Young and old fan out across tribal bogs to gather the tart, crimson berries. While they appear at least annually on many American dinner tables, tribal elder Julianne Vanderhoop says the Aquinnah cherish cranberries throughout the winter as a source of nutrition.
"Cranberries were mixed into everything, from fritters to vegetables. They're dried and held in the root cellar over the winter. So this was a primary sustenance crop for us" says Vanderhoop.
So sacred is Cranberry Thanksgiving that Aquinnah children are officially given the day off from school to join the harvest.
Come November, when temperatures drop, the focus shifts from harvesting to hunting during Hunters Moon, the next celebration in the cycle.
"That moon is an important time for us," says Cassius Spears Jr. first councilman of the Narragansett tribe in Rhode Island.
"We talk to the four leggeds and we ask for them to help us get through the winter and that's when we go out and we hunt. That's a time of thanks, a time of appreciation because [animals] are giving their lives so we can live," says Spears.
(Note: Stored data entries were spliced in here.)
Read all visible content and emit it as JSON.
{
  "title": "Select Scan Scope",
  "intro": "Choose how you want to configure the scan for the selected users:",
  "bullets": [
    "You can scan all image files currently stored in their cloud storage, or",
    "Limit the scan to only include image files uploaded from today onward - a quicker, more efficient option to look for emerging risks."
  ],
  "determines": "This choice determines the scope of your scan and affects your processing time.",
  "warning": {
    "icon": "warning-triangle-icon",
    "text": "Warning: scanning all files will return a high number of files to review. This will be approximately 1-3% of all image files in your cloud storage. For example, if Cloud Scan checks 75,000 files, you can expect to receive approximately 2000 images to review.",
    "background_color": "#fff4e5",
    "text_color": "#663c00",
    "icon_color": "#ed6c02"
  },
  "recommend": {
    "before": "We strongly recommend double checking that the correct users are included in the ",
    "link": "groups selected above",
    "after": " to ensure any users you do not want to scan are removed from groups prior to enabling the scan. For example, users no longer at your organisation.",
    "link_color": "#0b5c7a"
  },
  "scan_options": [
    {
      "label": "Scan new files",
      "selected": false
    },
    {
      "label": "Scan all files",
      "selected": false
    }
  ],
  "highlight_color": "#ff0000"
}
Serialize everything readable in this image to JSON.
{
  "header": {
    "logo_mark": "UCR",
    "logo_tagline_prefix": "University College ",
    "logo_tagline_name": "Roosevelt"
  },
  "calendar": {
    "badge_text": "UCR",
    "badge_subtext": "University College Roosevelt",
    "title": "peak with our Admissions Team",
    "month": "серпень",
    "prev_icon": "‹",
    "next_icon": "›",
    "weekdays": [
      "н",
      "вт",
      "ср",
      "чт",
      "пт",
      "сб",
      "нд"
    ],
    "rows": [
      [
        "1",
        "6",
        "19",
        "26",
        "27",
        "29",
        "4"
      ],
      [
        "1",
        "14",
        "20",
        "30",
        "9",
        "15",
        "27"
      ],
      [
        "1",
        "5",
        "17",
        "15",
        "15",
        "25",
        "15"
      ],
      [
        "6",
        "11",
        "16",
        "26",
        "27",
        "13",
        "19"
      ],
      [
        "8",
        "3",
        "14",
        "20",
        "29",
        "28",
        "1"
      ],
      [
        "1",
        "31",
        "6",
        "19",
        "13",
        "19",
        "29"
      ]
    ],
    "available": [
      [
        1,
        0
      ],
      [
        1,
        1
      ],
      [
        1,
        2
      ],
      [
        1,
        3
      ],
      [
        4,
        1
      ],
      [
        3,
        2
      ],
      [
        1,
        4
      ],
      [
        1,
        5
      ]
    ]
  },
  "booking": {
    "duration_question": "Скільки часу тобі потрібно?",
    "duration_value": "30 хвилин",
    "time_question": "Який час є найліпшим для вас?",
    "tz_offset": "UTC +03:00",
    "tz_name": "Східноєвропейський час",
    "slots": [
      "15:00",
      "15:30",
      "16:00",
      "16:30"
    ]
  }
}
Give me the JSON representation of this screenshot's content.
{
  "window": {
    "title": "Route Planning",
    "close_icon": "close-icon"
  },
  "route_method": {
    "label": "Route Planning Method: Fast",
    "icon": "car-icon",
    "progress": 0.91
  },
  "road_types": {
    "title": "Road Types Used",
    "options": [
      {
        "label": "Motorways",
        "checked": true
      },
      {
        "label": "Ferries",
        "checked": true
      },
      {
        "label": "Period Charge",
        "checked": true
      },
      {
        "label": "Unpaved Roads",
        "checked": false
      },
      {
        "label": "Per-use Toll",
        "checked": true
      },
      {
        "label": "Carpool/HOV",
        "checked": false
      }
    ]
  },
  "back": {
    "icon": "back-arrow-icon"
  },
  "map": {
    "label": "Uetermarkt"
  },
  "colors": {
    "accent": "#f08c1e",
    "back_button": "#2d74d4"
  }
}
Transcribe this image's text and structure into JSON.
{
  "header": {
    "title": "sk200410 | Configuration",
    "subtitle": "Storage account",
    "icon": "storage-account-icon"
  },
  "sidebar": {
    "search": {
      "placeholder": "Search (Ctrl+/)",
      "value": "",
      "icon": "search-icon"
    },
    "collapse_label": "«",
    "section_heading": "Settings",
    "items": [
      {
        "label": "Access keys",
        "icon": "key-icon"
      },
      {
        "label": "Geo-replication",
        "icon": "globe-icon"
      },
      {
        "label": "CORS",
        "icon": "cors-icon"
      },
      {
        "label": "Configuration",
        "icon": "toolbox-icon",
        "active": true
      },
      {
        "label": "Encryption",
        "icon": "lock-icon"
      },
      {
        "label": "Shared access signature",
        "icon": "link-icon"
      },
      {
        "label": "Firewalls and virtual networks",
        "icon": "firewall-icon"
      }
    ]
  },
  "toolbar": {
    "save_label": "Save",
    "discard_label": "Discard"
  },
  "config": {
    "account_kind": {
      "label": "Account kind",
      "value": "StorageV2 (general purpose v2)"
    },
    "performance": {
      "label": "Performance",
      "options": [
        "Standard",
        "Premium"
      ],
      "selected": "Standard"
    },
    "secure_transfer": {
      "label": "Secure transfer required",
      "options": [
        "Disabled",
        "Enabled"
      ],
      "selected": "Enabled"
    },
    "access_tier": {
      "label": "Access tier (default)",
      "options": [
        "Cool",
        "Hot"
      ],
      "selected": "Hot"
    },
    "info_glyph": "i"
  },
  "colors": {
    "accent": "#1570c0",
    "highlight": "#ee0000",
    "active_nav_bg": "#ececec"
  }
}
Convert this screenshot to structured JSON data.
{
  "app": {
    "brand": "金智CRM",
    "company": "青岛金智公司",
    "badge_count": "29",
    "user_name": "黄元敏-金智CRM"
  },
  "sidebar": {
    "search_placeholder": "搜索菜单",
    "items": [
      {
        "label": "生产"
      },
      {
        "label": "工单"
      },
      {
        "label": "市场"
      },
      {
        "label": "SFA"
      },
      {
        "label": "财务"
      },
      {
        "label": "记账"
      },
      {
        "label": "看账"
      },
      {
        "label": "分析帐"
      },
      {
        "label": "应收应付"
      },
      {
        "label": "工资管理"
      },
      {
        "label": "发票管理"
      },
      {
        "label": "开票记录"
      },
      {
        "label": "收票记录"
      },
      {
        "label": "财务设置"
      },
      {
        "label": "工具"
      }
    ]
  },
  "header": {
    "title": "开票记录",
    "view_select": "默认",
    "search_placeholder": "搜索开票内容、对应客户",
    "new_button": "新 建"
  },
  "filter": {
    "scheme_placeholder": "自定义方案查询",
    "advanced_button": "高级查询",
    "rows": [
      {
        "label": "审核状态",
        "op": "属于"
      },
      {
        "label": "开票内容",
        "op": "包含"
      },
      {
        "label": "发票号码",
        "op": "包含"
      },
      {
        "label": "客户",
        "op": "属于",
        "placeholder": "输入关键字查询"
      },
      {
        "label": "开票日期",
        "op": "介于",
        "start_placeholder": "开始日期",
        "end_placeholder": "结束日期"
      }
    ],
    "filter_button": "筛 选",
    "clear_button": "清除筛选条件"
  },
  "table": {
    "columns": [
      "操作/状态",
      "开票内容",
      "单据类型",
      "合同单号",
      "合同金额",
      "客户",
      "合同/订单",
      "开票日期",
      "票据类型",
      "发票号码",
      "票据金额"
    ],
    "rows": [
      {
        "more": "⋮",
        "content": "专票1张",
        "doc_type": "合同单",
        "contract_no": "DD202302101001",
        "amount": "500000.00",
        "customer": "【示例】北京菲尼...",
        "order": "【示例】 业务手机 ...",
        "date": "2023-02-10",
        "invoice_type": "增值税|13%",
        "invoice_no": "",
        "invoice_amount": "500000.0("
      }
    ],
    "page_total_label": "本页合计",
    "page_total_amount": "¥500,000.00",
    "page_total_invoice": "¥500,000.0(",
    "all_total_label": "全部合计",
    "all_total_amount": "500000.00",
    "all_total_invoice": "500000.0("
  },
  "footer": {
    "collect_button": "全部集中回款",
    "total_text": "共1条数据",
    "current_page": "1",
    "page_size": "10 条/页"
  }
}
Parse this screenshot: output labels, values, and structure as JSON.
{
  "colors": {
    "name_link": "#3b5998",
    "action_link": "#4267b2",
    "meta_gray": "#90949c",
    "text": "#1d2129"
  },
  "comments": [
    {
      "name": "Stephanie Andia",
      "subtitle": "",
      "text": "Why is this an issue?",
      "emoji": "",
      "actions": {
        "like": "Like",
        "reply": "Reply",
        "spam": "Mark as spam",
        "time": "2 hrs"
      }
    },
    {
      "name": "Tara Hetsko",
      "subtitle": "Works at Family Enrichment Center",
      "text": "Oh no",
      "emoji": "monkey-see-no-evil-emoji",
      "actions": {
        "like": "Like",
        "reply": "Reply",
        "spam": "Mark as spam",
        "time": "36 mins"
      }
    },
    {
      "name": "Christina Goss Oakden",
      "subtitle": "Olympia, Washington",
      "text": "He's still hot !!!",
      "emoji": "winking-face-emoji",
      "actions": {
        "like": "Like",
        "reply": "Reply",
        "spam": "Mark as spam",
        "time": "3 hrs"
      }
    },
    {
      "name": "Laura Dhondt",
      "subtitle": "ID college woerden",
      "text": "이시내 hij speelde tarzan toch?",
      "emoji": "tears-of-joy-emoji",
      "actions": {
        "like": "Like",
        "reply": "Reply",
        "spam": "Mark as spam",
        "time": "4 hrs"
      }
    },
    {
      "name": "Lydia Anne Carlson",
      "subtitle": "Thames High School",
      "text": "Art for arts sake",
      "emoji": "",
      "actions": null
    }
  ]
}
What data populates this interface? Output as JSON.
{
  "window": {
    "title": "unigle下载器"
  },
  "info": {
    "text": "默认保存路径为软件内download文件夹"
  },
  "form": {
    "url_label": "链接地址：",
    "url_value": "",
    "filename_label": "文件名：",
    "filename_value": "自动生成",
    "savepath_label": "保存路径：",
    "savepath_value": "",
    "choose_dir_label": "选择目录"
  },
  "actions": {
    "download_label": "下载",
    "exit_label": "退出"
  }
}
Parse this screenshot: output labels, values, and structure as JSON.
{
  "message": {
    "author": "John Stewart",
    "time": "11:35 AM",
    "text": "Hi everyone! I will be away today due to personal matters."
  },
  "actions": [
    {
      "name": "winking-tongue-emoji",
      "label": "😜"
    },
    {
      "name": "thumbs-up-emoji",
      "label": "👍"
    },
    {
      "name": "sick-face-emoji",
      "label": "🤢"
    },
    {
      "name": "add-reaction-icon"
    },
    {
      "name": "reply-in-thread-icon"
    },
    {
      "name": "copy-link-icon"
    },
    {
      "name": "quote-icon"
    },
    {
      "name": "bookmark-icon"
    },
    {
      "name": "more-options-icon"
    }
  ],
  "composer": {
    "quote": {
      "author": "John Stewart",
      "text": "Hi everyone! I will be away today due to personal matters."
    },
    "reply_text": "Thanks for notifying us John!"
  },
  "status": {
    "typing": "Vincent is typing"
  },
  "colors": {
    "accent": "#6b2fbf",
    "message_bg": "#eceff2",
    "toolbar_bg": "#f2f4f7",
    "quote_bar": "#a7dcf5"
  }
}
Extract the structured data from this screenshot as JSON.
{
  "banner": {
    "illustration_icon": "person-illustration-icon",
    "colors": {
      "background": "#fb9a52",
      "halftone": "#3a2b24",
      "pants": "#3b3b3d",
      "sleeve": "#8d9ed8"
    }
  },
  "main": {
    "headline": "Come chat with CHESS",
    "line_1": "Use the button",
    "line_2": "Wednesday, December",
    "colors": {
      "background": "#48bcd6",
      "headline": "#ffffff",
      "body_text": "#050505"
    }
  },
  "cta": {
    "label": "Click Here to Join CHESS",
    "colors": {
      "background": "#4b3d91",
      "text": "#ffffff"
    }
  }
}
But in recent decades wildlife, habitat and the cycle of the Thirteen Moons themselves face threats, Spears says, from climate change.
"If the strawberries aren't growing, how are you going to have a strawberry thanksgiving? If the green corn is stunted because of drought and it's not ready for harvest, or the quantity isn't there at the end of the season, how are we able to do our ceremonies?" he asks.
In answer to his own questions, Spears says Indigenous people will find ways to endure, as they always have, just as day follows night.
"We give thanks every day when the sun rises, or the sun sets, we give thanks. So it's something that we do. It's a part of who we are, which is far, far removed from American Thanksgiving and football and turkey and getting mad at your family" he says, wryly.
Expressing gratitude thirteen times a year, Spears concludes, not only shows respect for the earth, but keeps Indigenous people in close touch with the cycles of creation's blessings.